Lawrence Lessig of the Stanford University School of Law (and board member of the Electronic Frontier Foundation) and Jeff Tweedy of the rock band Wilco shared a dais last Thursday at the NY Public Library, where they spoke on issues of peer-to-peer file sharing, intellectual property, and copyright. This NY Times story by David Carr reports on the event (registration required). Carr terms Lessig “one of the philosopher kings of Internet law” and calls Tweedy “the crown prince of indie music.” (Is there somewhere we can write to second the nominations?)
Lessig blogs about his dissatisfaction with the NY Times article, saying that it perpetuates a false dichotomy between “supporting piracy” and “opposing piracy.” I understand Lessig’s frustration, though I also think it’s a bit of a stretch to expect a nuanced, reflective essay from a newspaper’s coverage of a public event involving a rock star. I’m also not sure that Lessig’s notion of “remix culture,” one that I find very compelling, can avoid charges of piracy if that idea includes not only fair use but the ability to morph original creations by digital manipulation and resell them for a profit on the open market. Everyone cites The Grey Album as the poster child of remix culture, but even with much-needed reforms in copyright law and a thorough reworking of the DMCA, or even its elimination altogether, do we really think artists should be forced to let anyone with a PC and a sound card (and, as Danger Mouse admitted, a bootleg copy of Sound Forge Acid) take the music they’ve crafted over a lifetime of devotion to their art and treat it merely as raw material for a “remix”?
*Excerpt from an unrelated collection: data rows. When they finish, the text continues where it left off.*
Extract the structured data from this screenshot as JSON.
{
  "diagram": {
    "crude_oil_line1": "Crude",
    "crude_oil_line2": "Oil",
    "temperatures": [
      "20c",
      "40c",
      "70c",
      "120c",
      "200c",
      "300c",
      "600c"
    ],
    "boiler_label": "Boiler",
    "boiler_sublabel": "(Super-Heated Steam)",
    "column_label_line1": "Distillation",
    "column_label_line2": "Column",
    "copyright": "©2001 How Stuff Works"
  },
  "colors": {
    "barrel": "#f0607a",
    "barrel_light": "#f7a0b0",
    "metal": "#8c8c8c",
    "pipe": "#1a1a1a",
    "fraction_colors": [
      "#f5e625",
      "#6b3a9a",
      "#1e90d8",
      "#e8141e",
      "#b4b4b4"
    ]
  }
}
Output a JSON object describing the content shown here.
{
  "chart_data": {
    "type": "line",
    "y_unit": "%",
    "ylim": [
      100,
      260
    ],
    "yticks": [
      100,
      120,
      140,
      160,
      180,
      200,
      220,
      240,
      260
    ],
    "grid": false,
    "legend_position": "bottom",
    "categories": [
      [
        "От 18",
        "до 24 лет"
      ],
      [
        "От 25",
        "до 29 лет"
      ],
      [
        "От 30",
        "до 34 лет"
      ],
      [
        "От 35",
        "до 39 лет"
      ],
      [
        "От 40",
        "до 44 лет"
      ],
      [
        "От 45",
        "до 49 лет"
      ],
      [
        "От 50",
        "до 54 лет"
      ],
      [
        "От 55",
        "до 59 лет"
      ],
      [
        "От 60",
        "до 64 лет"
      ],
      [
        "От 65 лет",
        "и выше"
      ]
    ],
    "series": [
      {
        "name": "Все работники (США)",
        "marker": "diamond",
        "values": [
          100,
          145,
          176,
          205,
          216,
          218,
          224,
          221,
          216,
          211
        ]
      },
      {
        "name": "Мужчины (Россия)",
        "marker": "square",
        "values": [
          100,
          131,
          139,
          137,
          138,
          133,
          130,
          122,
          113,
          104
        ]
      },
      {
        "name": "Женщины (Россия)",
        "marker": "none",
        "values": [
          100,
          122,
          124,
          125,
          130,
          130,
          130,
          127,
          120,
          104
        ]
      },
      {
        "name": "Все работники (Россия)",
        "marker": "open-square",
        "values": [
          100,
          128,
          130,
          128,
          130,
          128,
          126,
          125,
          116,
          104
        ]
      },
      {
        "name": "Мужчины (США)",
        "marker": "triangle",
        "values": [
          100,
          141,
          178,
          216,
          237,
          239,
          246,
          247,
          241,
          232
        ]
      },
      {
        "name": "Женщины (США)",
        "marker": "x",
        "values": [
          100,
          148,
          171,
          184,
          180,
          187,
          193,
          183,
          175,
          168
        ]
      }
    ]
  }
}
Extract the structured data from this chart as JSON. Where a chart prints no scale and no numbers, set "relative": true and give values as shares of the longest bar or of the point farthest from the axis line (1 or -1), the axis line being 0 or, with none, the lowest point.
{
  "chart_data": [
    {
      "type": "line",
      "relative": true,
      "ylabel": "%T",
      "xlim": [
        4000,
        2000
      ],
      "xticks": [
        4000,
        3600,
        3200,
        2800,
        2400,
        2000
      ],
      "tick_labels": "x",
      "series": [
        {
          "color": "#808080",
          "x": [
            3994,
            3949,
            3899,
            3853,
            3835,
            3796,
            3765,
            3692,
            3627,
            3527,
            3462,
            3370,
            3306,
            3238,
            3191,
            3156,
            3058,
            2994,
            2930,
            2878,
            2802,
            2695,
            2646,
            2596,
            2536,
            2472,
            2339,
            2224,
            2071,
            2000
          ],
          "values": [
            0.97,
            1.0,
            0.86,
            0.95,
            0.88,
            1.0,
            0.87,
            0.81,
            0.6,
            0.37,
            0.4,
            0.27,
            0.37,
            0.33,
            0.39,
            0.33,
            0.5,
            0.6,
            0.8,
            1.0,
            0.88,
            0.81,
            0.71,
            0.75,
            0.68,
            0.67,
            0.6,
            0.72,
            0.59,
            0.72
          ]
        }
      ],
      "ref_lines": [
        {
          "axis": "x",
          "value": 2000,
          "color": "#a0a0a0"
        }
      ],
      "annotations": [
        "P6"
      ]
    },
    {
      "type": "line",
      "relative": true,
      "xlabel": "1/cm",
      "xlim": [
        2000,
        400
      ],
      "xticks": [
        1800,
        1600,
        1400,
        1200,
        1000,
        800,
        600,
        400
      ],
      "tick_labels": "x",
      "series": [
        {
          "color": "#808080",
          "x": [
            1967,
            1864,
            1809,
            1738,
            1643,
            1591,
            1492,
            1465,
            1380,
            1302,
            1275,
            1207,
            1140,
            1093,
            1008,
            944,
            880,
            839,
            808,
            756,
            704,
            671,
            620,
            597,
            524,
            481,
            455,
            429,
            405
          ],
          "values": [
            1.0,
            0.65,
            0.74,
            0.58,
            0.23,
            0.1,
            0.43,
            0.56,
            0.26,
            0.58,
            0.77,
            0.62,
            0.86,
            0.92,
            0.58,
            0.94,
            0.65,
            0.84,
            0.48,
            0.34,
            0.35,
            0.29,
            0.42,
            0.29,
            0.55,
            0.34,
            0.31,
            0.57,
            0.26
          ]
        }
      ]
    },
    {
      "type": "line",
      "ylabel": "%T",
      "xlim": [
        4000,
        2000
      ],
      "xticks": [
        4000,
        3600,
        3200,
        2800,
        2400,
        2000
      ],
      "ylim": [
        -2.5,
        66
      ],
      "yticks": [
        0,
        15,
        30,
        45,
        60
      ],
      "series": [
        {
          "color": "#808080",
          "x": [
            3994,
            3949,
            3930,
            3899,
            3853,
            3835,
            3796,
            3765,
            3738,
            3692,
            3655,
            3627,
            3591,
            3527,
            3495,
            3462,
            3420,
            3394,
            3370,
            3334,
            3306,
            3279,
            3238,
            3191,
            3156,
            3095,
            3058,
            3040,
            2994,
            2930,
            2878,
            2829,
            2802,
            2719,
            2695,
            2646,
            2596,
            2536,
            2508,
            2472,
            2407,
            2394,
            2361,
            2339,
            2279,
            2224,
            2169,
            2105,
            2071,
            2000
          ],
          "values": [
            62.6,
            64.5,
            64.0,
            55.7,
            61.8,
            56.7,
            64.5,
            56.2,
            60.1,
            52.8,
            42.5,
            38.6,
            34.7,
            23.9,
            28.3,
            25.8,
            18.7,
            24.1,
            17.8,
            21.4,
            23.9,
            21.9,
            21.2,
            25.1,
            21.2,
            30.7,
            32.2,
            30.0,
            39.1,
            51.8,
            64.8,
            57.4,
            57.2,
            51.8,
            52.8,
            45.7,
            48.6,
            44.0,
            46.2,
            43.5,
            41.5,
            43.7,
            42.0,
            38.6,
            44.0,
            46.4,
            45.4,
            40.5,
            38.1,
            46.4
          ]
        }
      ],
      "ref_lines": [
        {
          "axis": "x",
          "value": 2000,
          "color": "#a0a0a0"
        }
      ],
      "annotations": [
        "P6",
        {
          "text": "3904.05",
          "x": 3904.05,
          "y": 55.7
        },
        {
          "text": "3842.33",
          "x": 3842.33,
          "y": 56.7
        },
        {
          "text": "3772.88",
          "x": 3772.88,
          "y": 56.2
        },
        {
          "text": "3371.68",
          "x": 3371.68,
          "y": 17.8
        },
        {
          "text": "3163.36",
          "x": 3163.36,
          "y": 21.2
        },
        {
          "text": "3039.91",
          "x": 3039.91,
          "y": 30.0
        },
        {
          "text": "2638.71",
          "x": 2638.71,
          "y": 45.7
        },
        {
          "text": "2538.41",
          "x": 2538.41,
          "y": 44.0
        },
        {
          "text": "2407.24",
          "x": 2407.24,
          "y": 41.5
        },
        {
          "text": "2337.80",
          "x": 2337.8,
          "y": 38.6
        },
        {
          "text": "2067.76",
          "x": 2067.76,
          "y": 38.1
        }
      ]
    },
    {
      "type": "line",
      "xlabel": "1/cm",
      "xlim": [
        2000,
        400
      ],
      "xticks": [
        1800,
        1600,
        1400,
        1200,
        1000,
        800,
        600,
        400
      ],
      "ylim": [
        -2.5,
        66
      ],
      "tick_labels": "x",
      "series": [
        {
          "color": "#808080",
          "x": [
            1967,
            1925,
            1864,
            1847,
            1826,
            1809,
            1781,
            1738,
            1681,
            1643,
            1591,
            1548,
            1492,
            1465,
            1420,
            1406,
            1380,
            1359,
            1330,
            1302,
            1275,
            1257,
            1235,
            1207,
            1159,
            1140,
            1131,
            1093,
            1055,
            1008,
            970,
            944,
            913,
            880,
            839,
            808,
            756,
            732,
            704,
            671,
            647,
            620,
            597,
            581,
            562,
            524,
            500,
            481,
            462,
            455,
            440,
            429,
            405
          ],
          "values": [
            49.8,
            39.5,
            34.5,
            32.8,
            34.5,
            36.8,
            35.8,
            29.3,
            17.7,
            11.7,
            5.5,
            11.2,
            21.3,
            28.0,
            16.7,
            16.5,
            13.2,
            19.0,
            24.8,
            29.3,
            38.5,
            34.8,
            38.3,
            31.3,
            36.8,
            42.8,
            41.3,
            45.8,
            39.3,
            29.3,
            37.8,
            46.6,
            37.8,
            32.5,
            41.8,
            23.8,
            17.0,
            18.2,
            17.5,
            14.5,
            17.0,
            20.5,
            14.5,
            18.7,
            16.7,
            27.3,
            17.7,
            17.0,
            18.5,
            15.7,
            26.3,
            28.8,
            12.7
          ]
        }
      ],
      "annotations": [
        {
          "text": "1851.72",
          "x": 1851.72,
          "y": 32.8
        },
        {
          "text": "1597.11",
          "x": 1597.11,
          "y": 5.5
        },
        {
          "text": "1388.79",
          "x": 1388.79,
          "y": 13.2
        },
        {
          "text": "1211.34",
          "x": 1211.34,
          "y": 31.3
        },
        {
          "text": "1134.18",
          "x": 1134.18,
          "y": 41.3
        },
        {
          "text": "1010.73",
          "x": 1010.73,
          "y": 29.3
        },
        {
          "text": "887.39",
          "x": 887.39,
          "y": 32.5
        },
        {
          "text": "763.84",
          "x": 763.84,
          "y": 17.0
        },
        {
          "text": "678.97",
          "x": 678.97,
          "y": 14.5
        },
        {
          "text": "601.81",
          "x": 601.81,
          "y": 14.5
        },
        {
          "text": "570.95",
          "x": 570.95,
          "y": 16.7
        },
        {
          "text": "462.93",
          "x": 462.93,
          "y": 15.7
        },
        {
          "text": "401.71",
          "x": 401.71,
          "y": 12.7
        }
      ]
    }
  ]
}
I’m still thinking over all these issues, as is Lessig (just one of the reasons I admire his work). In a blog yesterday he asks, “is there a way to protect the legitimate IP interests of the copyright holders, without polluting remix culture?”
Apparently an archived webcast of the NYPL event will be available at some point.
I think I am with Lessig on this- it is not a stretch to think that the paper of record should better reflect the nuanced argument presented. I am not surprised, but, perhaps, this is the reason why blogs and alternative media have gained such a foothold and continue to increase their influence on the development of modern American public argument: traditional media outlets are having trouble keeping up. Actually, it is not that they are just now having trouble keeping up, but we’ve rarely had the options we now have to process, represent, and develop argument that we now have. The revolution may not be televised, but it will certainly be blogged.